Le départ de Lazaro est emblématique d'un problème plus large au Torino : l'incapacité de soutenir une vision avec patience. Cette saison seulement, le club a brûlé deux entraîneurs permanents et un intérimaire, ainsi qu'un changement au poste de directeur sportif. Un tel turnover rend impossible la mise en œuvre d'une stratégie de transfert cohérente ou d'un style de jeu constant. Les Granata n'ont pas participé à une compétition européenne depuis la saison 2019-20, et la patience des fans s'amenuise. Les remarques cinglantes de Lazaro pourraient trouver un écho chez ceux qui voient la direction du club comme le principal obstacle au progrès.

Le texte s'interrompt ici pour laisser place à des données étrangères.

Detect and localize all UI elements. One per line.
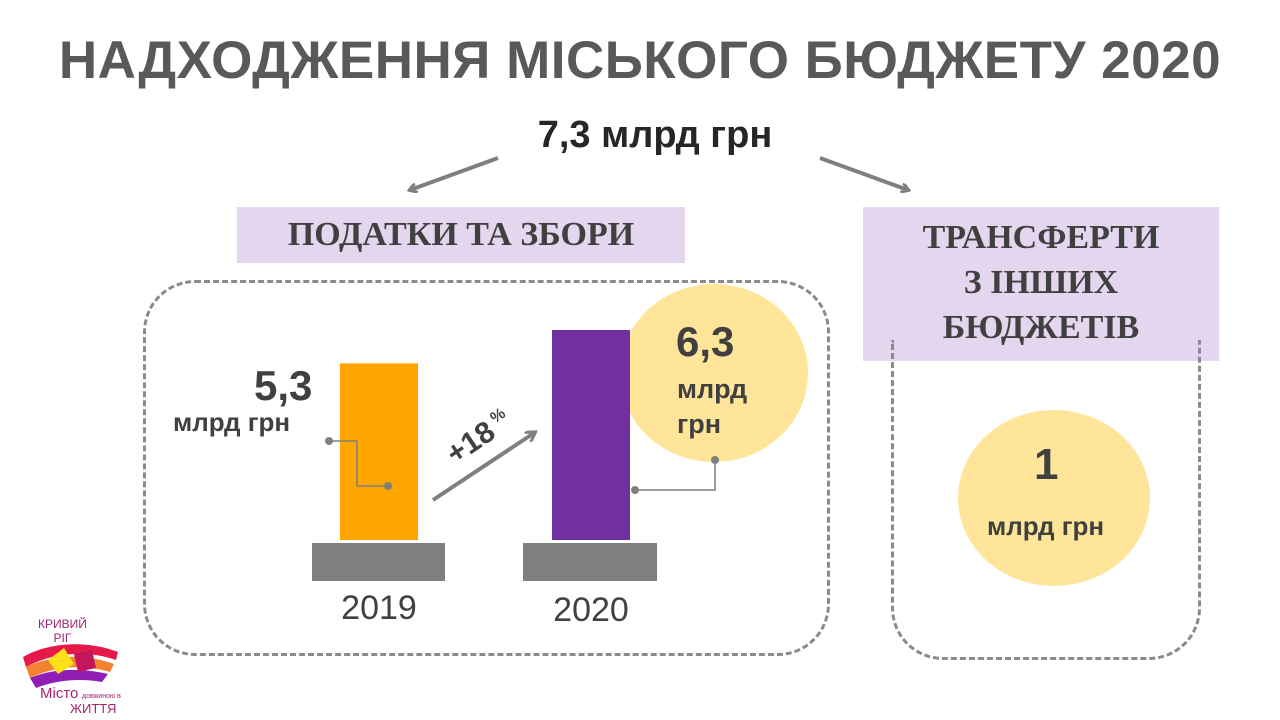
logo-line-4: довжиною в (82, 693, 121, 700)
value-unit-2020: млрд грн (677, 372, 777, 442)
value-unit-2019: млрд грн (173, 407, 290, 438)
logo-swoosh-5 (74, 650, 96, 672)
bar-base-2019 (312, 543, 445, 581)
leader-dot-2019-b (384, 482, 392, 490)
value-unit-2020-part-2: грн (677, 407, 777, 442)
bar-2020 (552, 330, 630, 540)
leader-dot-2019-a (325, 437, 333, 445)
transfers-value: 1 (1034, 440, 1058, 490)
category-label-2020: 2020 (553, 591, 629, 629)
growth-label: +18 % (440, 404, 517, 471)
transfers-unit: млрд грн (987, 511, 1104, 542)
bar-2019 (340, 363, 418, 540)
category-label-2019: 2019 (341, 589, 417, 627)
logo-text-bottom: Місто довжиною в ЖИТТЯ (40, 688, 121, 715)
logo-line-3: Місто (40, 685, 78, 702)
logo-line-2: РІГ (38, 631, 87, 645)
leader-line-2020 (635, 461, 715, 490)
leader-dot-2020-b (711, 456, 719, 464)
value-label-2020: 6,3 (676, 318, 734, 366)
leader-dot-2020-a (631, 486, 639, 494)
bar-base-2020 (523, 543, 657, 581)
logo-text-top: КРИВИЙ РІГ (38, 617, 87, 645)
logo-line-5: ЖИТТЯ (70, 701, 116, 716)
value-label-2019: 5,3 (254, 362, 312, 410)
logo-line-1: КРИВИЙ (38, 617, 87, 631)
value-unit-2020-part-1: млрд (677, 372, 777, 407)
growth-percent: % (487, 405, 508, 427)
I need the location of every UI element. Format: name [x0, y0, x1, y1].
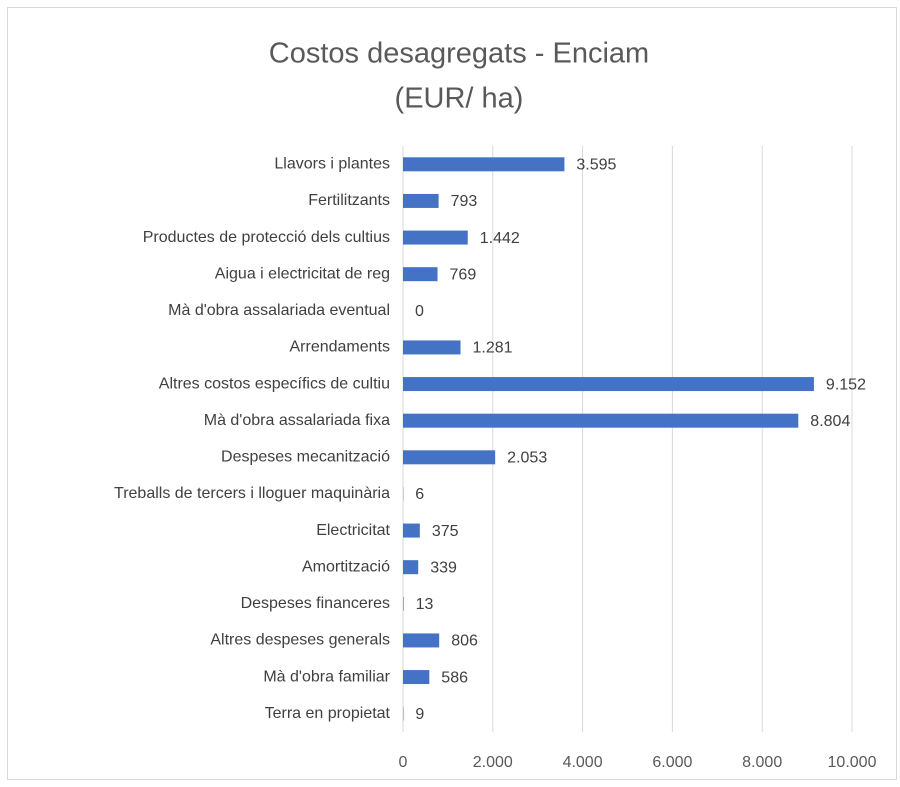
y-tick-label: Llavors i plantes: [274, 156, 390, 173]
chart-border: [7, 7, 897, 780]
bar: [403, 596, 404, 611]
bar: [403, 340, 461, 355]
x-tick-label: 0: [399, 754, 408, 771]
x-tick-label: 6.000: [652, 754, 692, 771]
data-label: 1.442: [480, 230, 520, 247]
bar: [403, 413, 799, 428]
data-label: 375: [432, 523, 459, 540]
y-tick-label: Treballs de tercers i lloguer maquinària: [114, 485, 390, 502]
data-label: 806: [451, 633, 478, 650]
bar: [403, 560, 419, 575]
x-tick-label: 2.000: [473, 754, 513, 771]
x-tick-label: 8.000: [742, 754, 782, 771]
bar: [403, 193, 439, 208]
data-label: 9: [415, 706, 424, 723]
y-tick-label: Altres despeses generals: [210, 632, 390, 649]
y-tick-label: Mà d'obra assalariada fixa: [204, 412, 390, 429]
data-label: 339: [430, 559, 457, 576]
y-tick-label: Terra en propietat: [265, 705, 391, 722]
data-label: 13: [416, 596, 434, 613]
data-label: 8.804: [810, 413, 850, 430]
y-tick-label: Aigua i electricitat de reg: [215, 265, 390, 282]
data-label: 1.281: [473, 340, 513, 357]
chart-title: Costos desagregats - Enciam: [269, 38, 649, 70]
bar: [403, 230, 468, 245]
x-tick-label: 4.000: [563, 754, 603, 771]
y-tick-label: Fertilitzants: [308, 192, 390, 209]
data-label: 586: [441, 669, 468, 686]
y-tick-label: Mà d'obra assalariada eventual: [168, 302, 390, 319]
data-label: 769: [450, 266, 477, 283]
y-tick-label: Amortització: [302, 558, 390, 575]
x-tick-label: 10.000: [828, 754, 877, 771]
data-label: 2.053: [507, 450, 547, 467]
bar: [403, 267, 438, 282]
bar: [403, 157, 565, 172]
bar: [403, 377, 814, 392]
y-tick-label: Despeses financeres: [241, 595, 390, 612]
data-label: 9.152: [826, 376, 866, 393]
bar: [403, 450, 496, 465]
data-label: 0: [415, 303, 424, 320]
y-tick-label: Mà d'obra familiar: [263, 668, 390, 685]
bar: [403, 633, 440, 648]
data-label: 793: [451, 193, 478, 210]
y-tick-label: Altres costos específics de cultiu: [159, 375, 390, 392]
chart-subtitle: (EUR/ ha): [395, 83, 524, 115]
y-tick-label: Electricitat: [316, 522, 390, 539]
y-tick-label: Arrendaments: [290, 339, 391, 356]
data-label: 3.595: [576, 157, 616, 174]
bar: [403, 523, 420, 538]
y-tick-label: Despeses mecanització: [221, 449, 390, 466]
bar: [403, 670, 430, 685]
y-tick-label: Productes de protecció dels cultius: [143, 229, 390, 246]
data-label: 6: [415, 486, 424, 503]
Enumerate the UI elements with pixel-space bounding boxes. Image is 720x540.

Les répercussions se feront sentir cet été. Avec le départ de Lazaro en transfert libre, le Torino perd un joueur qui, malgré ses difficultés, apportait une expérience internationale et de la polyvalence. Le club est maintenant confronté à une reconstruction de l'effectif avec des ressources limitées, une tâche rendue plus difficile par la perception négative créée par des critiques publiques comme celles de Lazaro. Les recrues potentielles pourraient hésiter à rejoindre un club où l'environnement est décrit comme instable.

Pour Lazaro lui-même, le prochain chapitre l'attend. À 30 ans, il lui reste encore des années pour contribuer à un haut niveau, et ses commentaires francs pourraient en fait attirer les clubs à la recherche d'un professionnel honnête ayant traversé l'adversité. Il quitte le Torino sans trophée mais avec le respect des supporters qui ont apprécié son éthique de travail.

Pour l'avenir, le Torino doit trouver un moyen d'arrêter le cycle de la pensée à court terme. Le président Urbano Cairo a fait des promesses audacieuses par le passé, mais la réalité sur le terrain correspond rarement à l'ambition. Jusqu'à ce que le club établisse un plan clair à long terme et s'y tienne, le « rêve d'Europe » mentionné par Lazaro restera exactement cela : un rêve.

En fin de compte, l'entretien de sortie de Lazaro sert de fenêtre sur une saison ratée pour l'un des clubs les plus historiques d'Italie. C'est un rappel que le succès en Serie A exige plus que de simples efforts sur le terrain d'entraînement ; il nécessite de la stabilité et une direction unifiée depuis le sommet. Alors que le Torino se prépare pour une autre campagne en 2026-27, les leçons de cette année chaotique doivent être retenues. D'après un reportage de Tuttosport.